Ingresso libero per l’ultima partita prima di Natale – il minimo dopo aver fatto pagare chi ha visto la figuraccia con il Borgosesia, ma è una ulteriore dimostrazione del fatto che è una dirigenza di signori – e tanti bambini in tribuna a tifare Novese che forse invidiosi dei loro colleghi juventini cercano in ogni modo e con ogni coro di far prendere una multa anche alla loro squadra.

La gente che viene a vedere Rossi, Longhi, Tulino – finalmente con la maglia della squadra di casa -, Merlin, Samaniego: io c’ero anche per altre due ragioni.

La prima è il Vado, neopromossa dal passato nobile che sta in testa alla classifica con le lombarde Caronnese e Giana Erminio ma ha un tecnico che dice che mancano sette punti alla salvezza matematica e poi si vedrà; è ritornato recentemente in serie D festeggiando nel migliore dei modi il centenario della società dopo una discesa negli inferi che l’ha portato a giocare anche due anni in Promozione dopo avere perso uno spareggio con il Busalla. Visto che in quanto a passato nobile anche la Novese non scherza, ieri c’erano in campo uno scudetto ed una Coppa Italia: nel 1922 i liguri superarono nell’ordine Fiorente Genova (4-3 dts), Molassana (5-1), Juventus Italia (2-0), Pro Livorno (1-0 a Livorno), PGF Libertas Firenze (1-0 dts) e nella finale disputata sul proprio campo sconfissero 1-0 dopo i tempi supplementari l’Udinese. La coppa originale venne distrutta durante il fascismo, e quella esposta è una copia realizzata nel 1992 durante i festeggiamenti per il settantennale della vittoria; in quella squadra per un gol perse il titolo di capocannoniere Levratto (nella foto) –Levratto che poi sarebbe assunto a gloria immortale nel Genoa e nell’Internazionale ed in una canzone del quartetto Cetra – che però si tolse lo sfizio di segnare nei supplementari ad oltranza della finale il gol decisivo in contropiede dopo avere dribblato due avversari con un potente esterno sinistro da venti metri che squarciò la rete ed andò a sbattere contro un monumento posto dietro la porta avversaria: l’uomo della finale aveva solo diciassette anni, e fu portato in trionfo dalla folla estasiata.

Negli anni altri aneddoti meravigliosi caratterizzarono la carriera dell’ala sinistra ligure, come il pugno preso da un giocatore dell’Inter che gli fratturò la mascella alla stazione dopo il primo Inter-Lazio 2-4 che costò ai nerazzurri uno scudetto, o la lingua del portiere lussemburghese tranciata di netto dai denti chiusi da una pallonata terrificante o ancora la rete sfondata alle Olimpiadi di Amsterdam del 1928 durante la partita – persa – con l’Uruguay.

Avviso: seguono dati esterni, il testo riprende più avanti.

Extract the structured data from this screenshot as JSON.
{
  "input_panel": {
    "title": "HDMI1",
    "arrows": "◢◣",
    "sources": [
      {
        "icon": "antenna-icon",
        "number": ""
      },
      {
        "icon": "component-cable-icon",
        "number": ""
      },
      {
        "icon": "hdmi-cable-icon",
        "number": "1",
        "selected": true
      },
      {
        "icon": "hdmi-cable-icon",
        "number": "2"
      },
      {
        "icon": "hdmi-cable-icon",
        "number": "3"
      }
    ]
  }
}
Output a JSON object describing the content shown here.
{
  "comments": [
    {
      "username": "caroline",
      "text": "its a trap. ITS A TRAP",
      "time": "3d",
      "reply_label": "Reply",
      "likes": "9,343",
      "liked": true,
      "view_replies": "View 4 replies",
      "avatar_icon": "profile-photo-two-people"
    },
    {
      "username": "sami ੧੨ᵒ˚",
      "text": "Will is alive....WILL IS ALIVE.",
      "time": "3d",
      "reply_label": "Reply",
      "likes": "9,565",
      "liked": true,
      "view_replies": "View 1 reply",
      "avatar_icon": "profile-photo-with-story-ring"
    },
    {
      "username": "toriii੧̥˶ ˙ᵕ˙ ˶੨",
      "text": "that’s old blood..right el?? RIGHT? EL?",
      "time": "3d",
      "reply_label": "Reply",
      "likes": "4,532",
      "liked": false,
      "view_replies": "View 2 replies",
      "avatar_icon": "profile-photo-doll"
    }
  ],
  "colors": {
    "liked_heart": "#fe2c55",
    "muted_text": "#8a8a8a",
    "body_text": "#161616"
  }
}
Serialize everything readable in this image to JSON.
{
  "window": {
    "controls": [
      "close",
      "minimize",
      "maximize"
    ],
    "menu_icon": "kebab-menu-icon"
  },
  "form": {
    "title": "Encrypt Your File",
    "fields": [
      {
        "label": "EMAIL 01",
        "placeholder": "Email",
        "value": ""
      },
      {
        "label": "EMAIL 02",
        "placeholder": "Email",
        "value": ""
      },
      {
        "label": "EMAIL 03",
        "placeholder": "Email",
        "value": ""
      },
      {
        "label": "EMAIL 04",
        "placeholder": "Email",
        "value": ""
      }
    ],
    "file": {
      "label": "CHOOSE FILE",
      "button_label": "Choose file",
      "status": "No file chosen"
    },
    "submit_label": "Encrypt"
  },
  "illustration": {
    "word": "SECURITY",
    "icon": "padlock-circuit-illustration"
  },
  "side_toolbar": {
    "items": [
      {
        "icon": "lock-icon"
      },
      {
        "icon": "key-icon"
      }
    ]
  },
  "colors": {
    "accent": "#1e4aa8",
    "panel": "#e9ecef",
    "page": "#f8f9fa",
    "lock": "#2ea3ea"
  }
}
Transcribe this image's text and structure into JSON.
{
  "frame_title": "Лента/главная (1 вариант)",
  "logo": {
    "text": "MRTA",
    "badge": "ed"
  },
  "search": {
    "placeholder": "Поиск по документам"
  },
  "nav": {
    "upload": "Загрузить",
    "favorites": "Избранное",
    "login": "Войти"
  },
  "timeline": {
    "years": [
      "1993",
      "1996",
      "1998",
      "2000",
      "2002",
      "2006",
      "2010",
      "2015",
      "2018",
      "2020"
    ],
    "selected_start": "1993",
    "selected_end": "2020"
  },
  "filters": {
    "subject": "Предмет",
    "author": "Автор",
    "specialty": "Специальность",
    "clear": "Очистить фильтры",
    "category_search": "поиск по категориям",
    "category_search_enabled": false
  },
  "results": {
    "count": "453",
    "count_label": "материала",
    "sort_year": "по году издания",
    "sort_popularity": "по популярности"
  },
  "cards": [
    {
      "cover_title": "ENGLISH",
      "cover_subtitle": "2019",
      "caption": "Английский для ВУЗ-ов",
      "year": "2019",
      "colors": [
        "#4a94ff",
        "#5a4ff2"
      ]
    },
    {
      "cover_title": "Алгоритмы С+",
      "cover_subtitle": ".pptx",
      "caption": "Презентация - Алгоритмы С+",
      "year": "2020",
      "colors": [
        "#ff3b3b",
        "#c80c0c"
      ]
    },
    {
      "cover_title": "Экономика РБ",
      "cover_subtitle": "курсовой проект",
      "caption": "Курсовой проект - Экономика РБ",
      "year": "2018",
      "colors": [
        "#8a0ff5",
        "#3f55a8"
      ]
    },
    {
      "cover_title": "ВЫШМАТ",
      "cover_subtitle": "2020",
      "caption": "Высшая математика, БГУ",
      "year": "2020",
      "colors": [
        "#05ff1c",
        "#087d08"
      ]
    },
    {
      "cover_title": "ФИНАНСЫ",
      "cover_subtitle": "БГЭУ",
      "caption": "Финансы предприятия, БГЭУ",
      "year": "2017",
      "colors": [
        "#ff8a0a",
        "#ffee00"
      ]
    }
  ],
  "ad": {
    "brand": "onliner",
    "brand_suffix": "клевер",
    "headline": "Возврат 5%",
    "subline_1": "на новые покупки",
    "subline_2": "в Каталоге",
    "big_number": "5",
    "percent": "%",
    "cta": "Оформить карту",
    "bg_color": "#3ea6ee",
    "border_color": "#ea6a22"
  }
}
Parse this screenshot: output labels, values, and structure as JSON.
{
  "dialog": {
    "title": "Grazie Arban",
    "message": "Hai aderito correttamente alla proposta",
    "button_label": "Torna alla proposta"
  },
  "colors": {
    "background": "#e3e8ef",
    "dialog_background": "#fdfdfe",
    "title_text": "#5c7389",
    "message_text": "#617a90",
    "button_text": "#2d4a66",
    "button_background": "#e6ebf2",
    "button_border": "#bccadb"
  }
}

Con un precedente simile, non sorprende che a raddrizzare la partita dei liguri sia stato, con una sforbiciata splendida praticamente rasoterra che ha indirizzato un pallonetto morbido nel sette opposto, la seconda ragione per cui ero felice di guardare quella partita: Gianluca Soragna.

La punta casalese è uno di quei giocatori che in serie D nobilitano automaticamente le squadre in cui giocano, e di lui ricordo meraviglie in serie con la maglia del «suo» Casale, del Savona, dell’Entella e recentemente anche della Novese dove non più di due stagioni fa disputò un intero campionato. Sicuramente, dall’alto della sua tribuna preferenziale, il buon Vittorio Felice avrà approvato.